И еще есть причина нашему молчанию — мы, испытавшие самую что ни есть глубину унижения, не хотим в этом сознаваться из ложного чувства собственного достоинства. Но не нам стесняться надо за то, что с нами сделали, а им — мучителям нашим — позор и презрение. И потому мы не смеем молчать. Снова и снова, не боясь надоесть и наскучить, мы — свидетели беспримерного бесправия, жестокости и несправедливости, в долгу перед теми, кто не выдержал, кто не выжил.

Я в этой книге не ставил своей целью сведение счетов с моими мучителями.
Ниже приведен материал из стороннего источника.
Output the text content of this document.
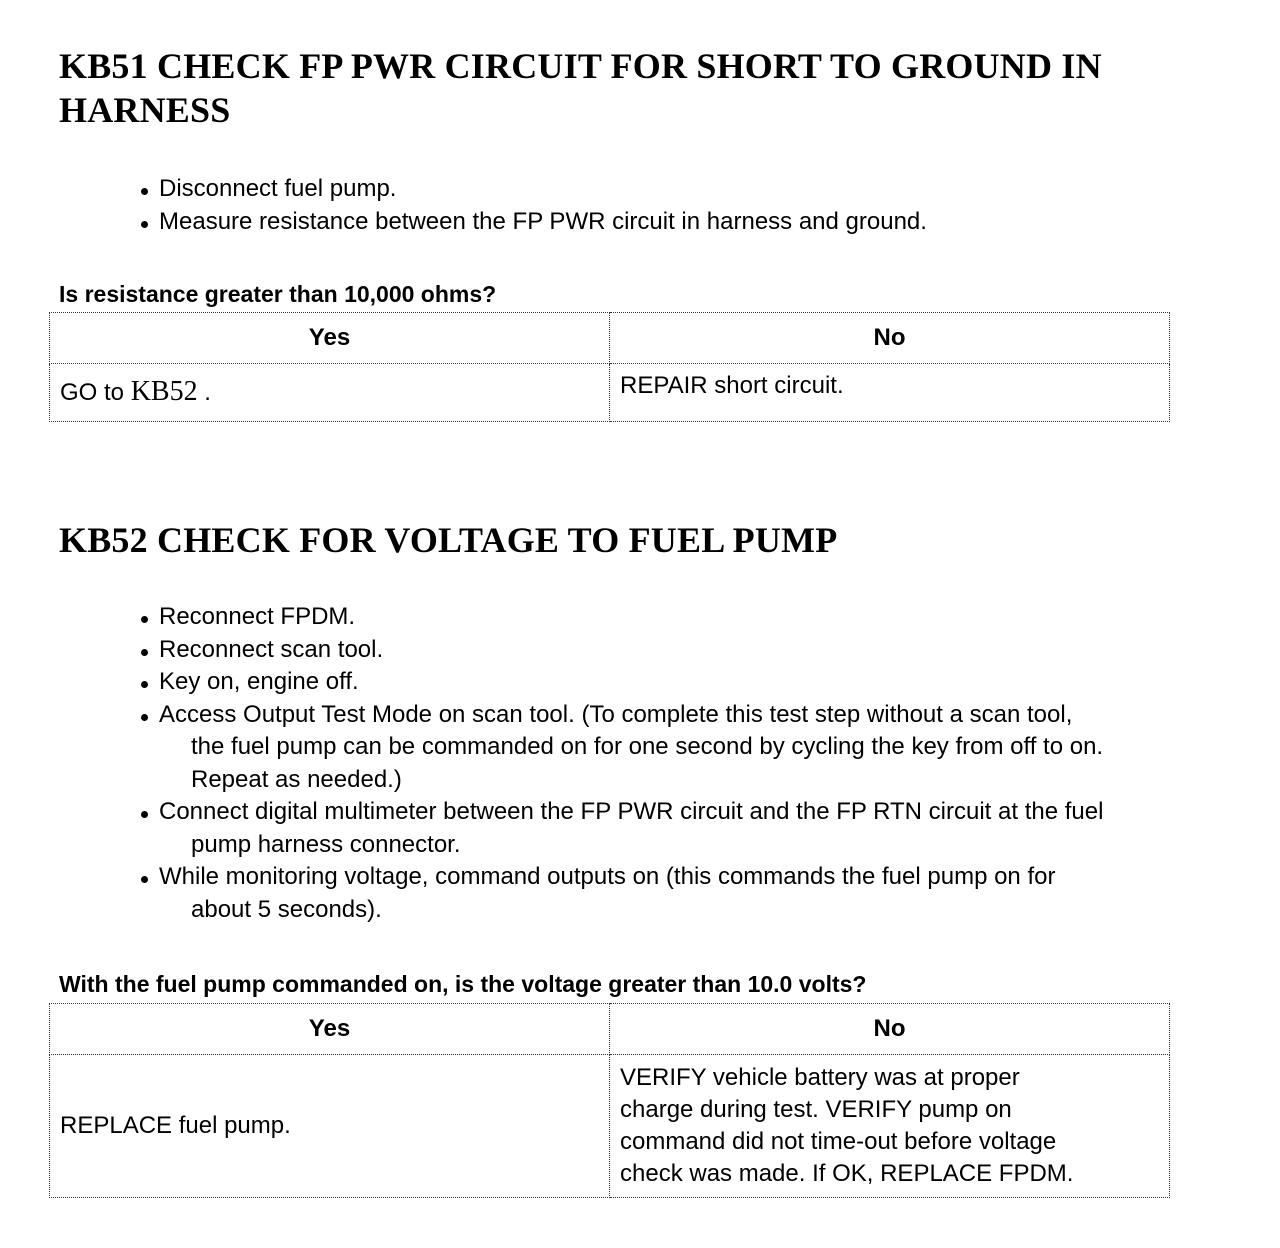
KB51 CHECK FP PWR CIRCUIT FOR SHORT TO GROUND IN
HARNESS
Disconnect fuel pump.
Measure resistance between the FP PWR circuit in harness and ground.

Is resistance greater than 10,000 ohms?

Yes	No
GO to KB52 .	REPAIR short circuit.
KB52 CHECK FOR VOLTAGE TO FUEL PUMP
Reconnect FPDM.
Reconnect scan tool.
Key on, engine off.
Access Output Test Mode on scan tool. (To complete this test step without a scan tool,
the fuel pump can be commanded on for one second by cycling the key from off to on.
Repeat as needed.)
Connect digital multimeter between the FP PWR circuit and the FP RTN circuit at the fuel
pump harness connector.
While monitoring voltage, command outputs on (this commands the fuel pump on for
about 5 seconds).

With the fuel pump commanded on, is the voltage greater than 10.0 volts?

Yes	No
REPLACE fuel pump.	VERIFY vehicle battery was at proper
charge during test. VERIFY pump on
command did not time-out before voltage
check was made. If OK, REPLACE FPDM.
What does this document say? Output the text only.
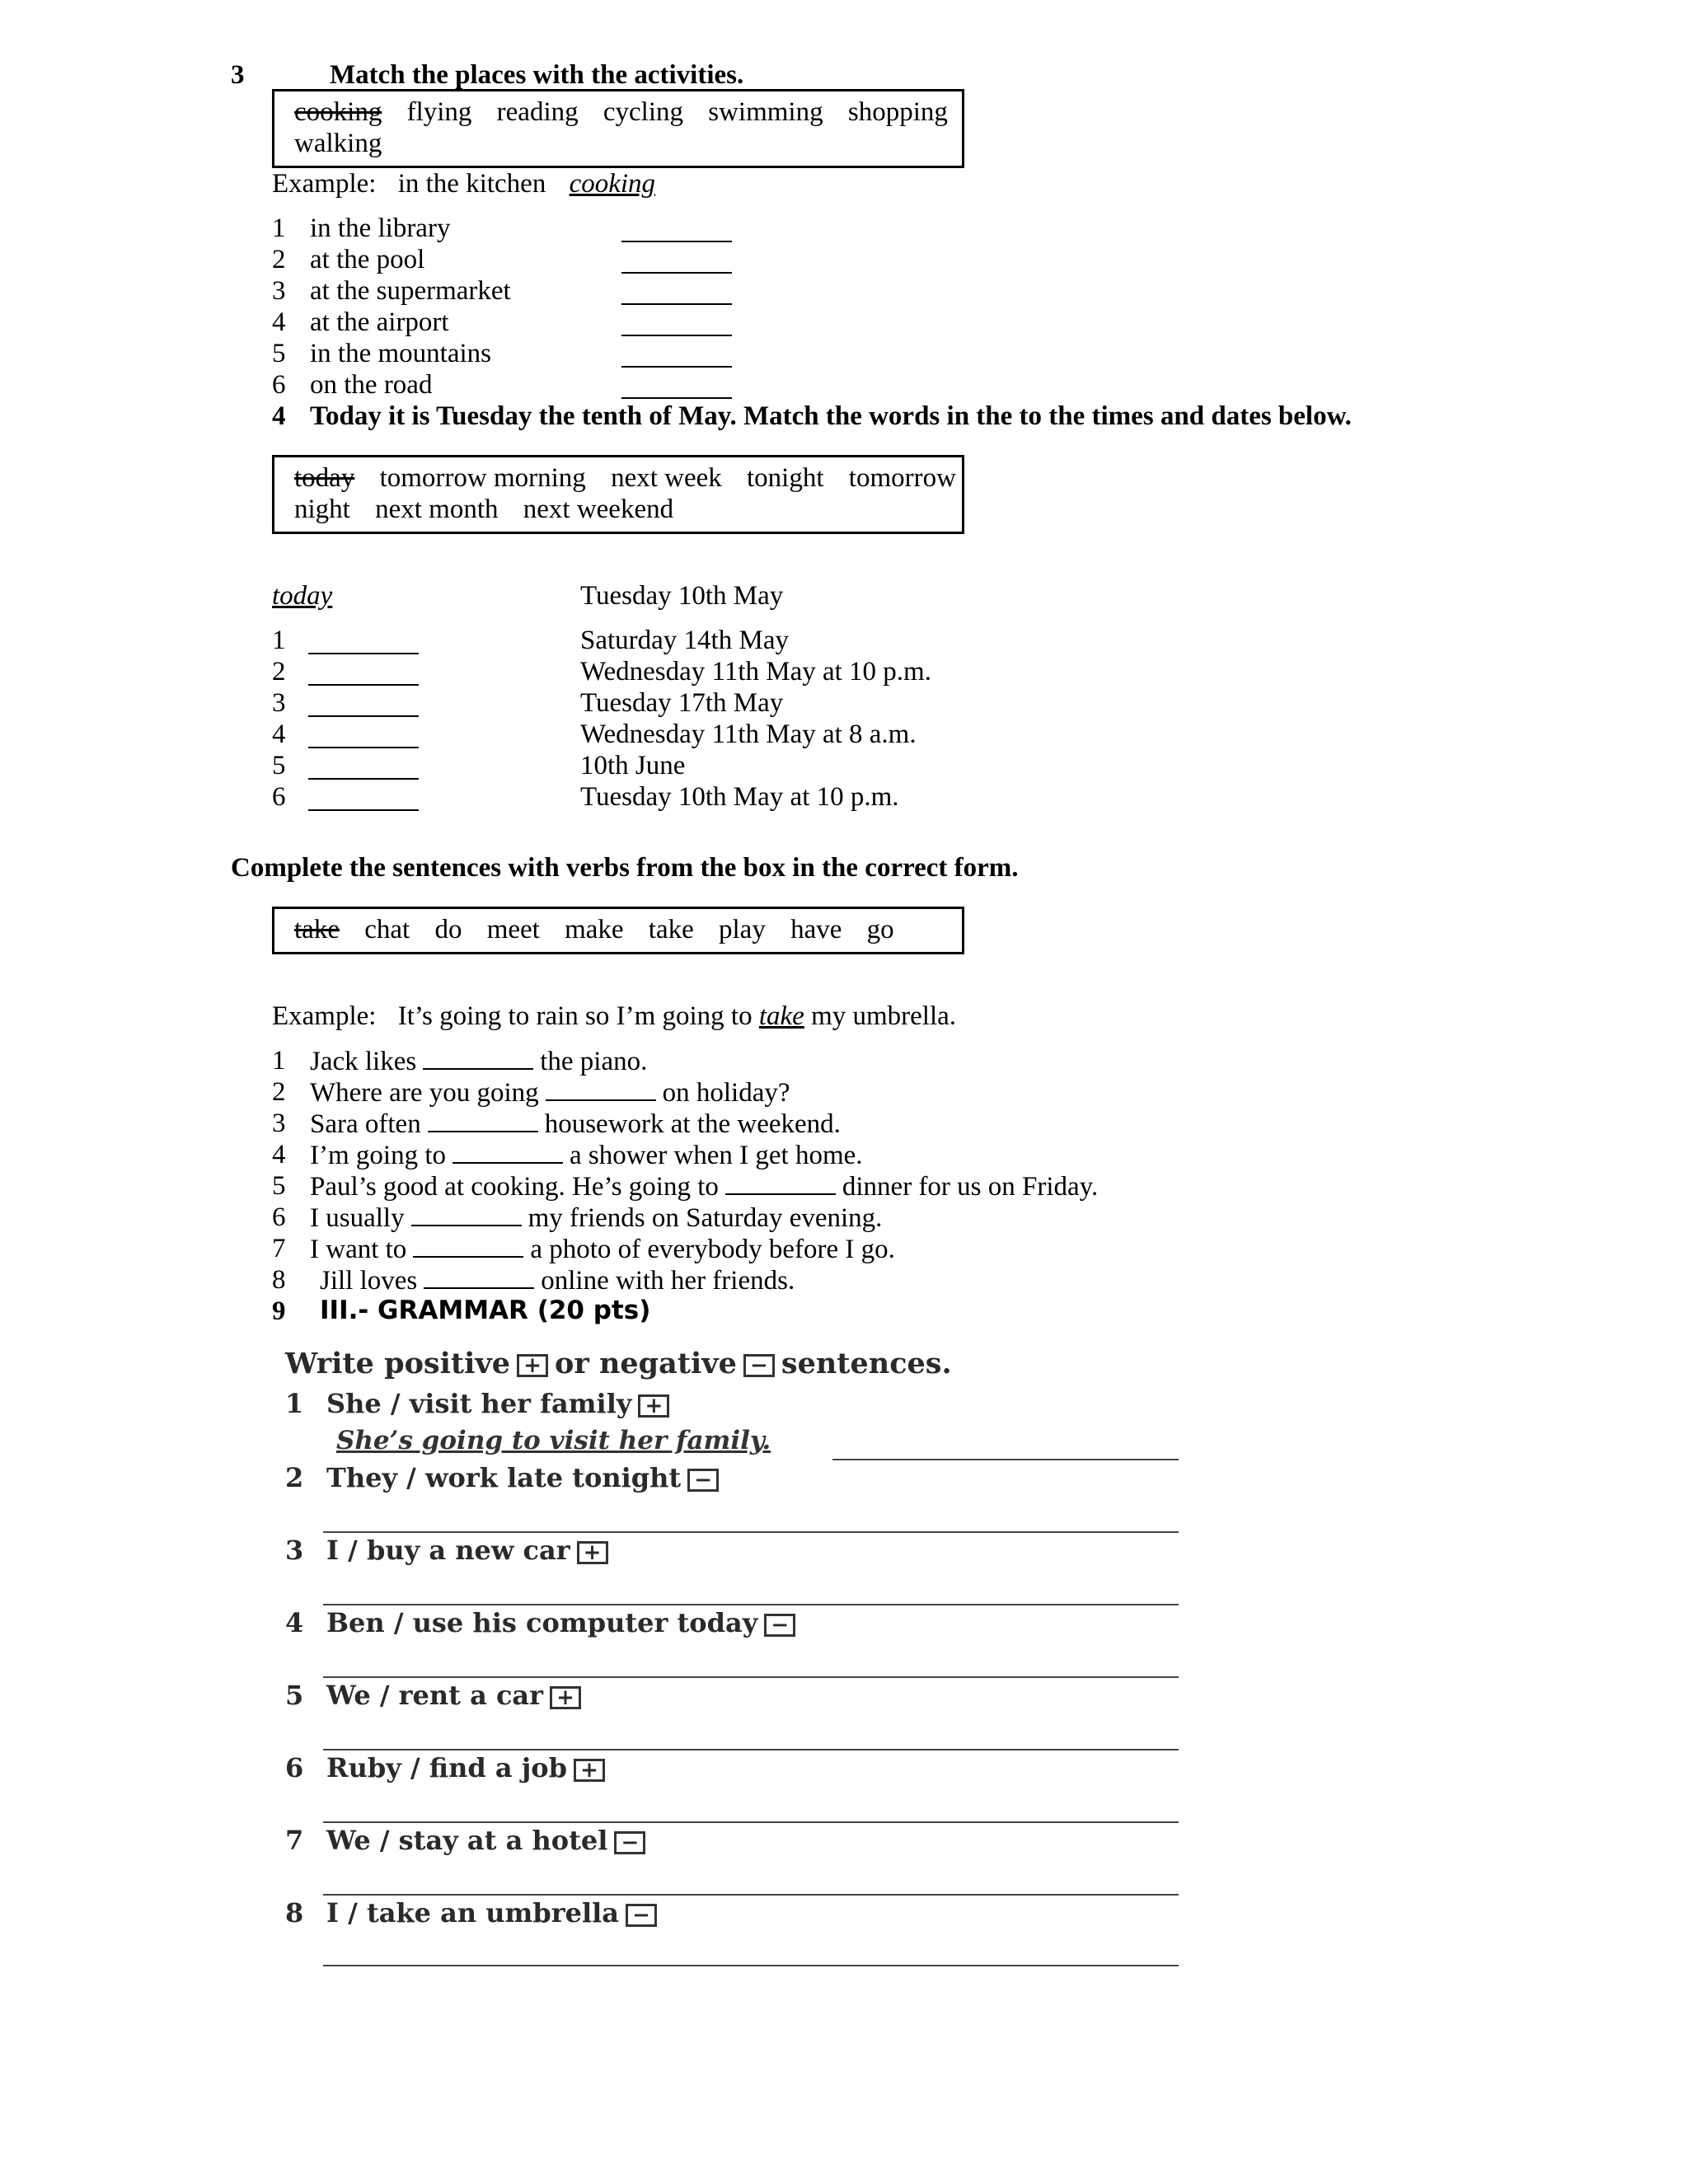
3	Match the places with the activities.
cooking flying reading cycling swimming shopping
walking
Example: in the kitchen cooking
1 in the library
2 at the pool
3 at the supermarket
4 at the airport
5 in the mountains
6 on the road
4 Today it is Tuesday the tenth of May. Match the words in the to the times and dates below.
today tomorrow morning next week tonight tomorrow
night next month next weekend
today	Tuesday 10th May
1	Saturday 14th May
2	Wednesday 11th May at 10 p.m.
3	Tuesday 17th May
4	Wednesday 11th May at 8 a.m.
5	10th June
6	Tuesday 10th May at 10 p.m.
Complete the sentences with verbs from the box in the correct form.
take chat do meet make take play have go
Example: It’s going to rain so I’m going to take my umbrella.
1 Jack likes	the piano.
2 Where are you going	on holiday?
3 Sara often	housework at the weekend.
4 I’m going to	a shower when I get home.
5 Paul’s good at cooking. He’s going to	dinner for us on Friday.
6 I usually	my friends on Saturday evening.
7 I want to	a photo of everybody before I go.
8 Jill loves	online with her friends.
9 III.- GRAMMAR (20 pts)
Write positive + or negative − sentences.
1 She / visit her family +
She’s going to visit her family.
2 They / work late tonight −
3 I / buy a new car +
4 Ben / use his computer today −
5 We / rent a car +
6 Ruby / find a job +
7 We / stay at a hotel −
8 I / take an umbrella −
Но, с каждым днем работы, с каждой страницей становилось очевидным — М. Гернет смог написать свой столь ценный исторический труд только благодаря тому, что в его распоряжении был такой обширный свидетельский материал. Тому же, кто когда-нибудь возьмется за благородный, но нелегкий труд, написать историю советских тюрем и лагерей, — а я хочу верить, что такая книга когда-либо увидит свет — будет куда сложнее. Мы молчим. И мало таких замечательных литературных произведений, как книги Солженицына и Шаламова. Мало воспоминаний Шифрина и Кузнецова. Мы должны отбросить ложную скромность, ложную чуткость по отношению к чужим слабым нервам и впечатлительности. Мир должен узнать правду. Всю правду. Тот, кто ел, смешанные со слезами горя, унижения и отчаяния 600 граммов клейкого хлеба, не смеет молчать об этом, пока ежедневно, ежечасно в дебрях ГУЛАГа повторяется его судьба. И, если мне скромным моим трудом удалось лишний раз обратить внимание на судьбу тех, кто по сей день томится в бесчисленных тюрьмах и лагерях, пересылках и психушках, значит я выполнил свой долг.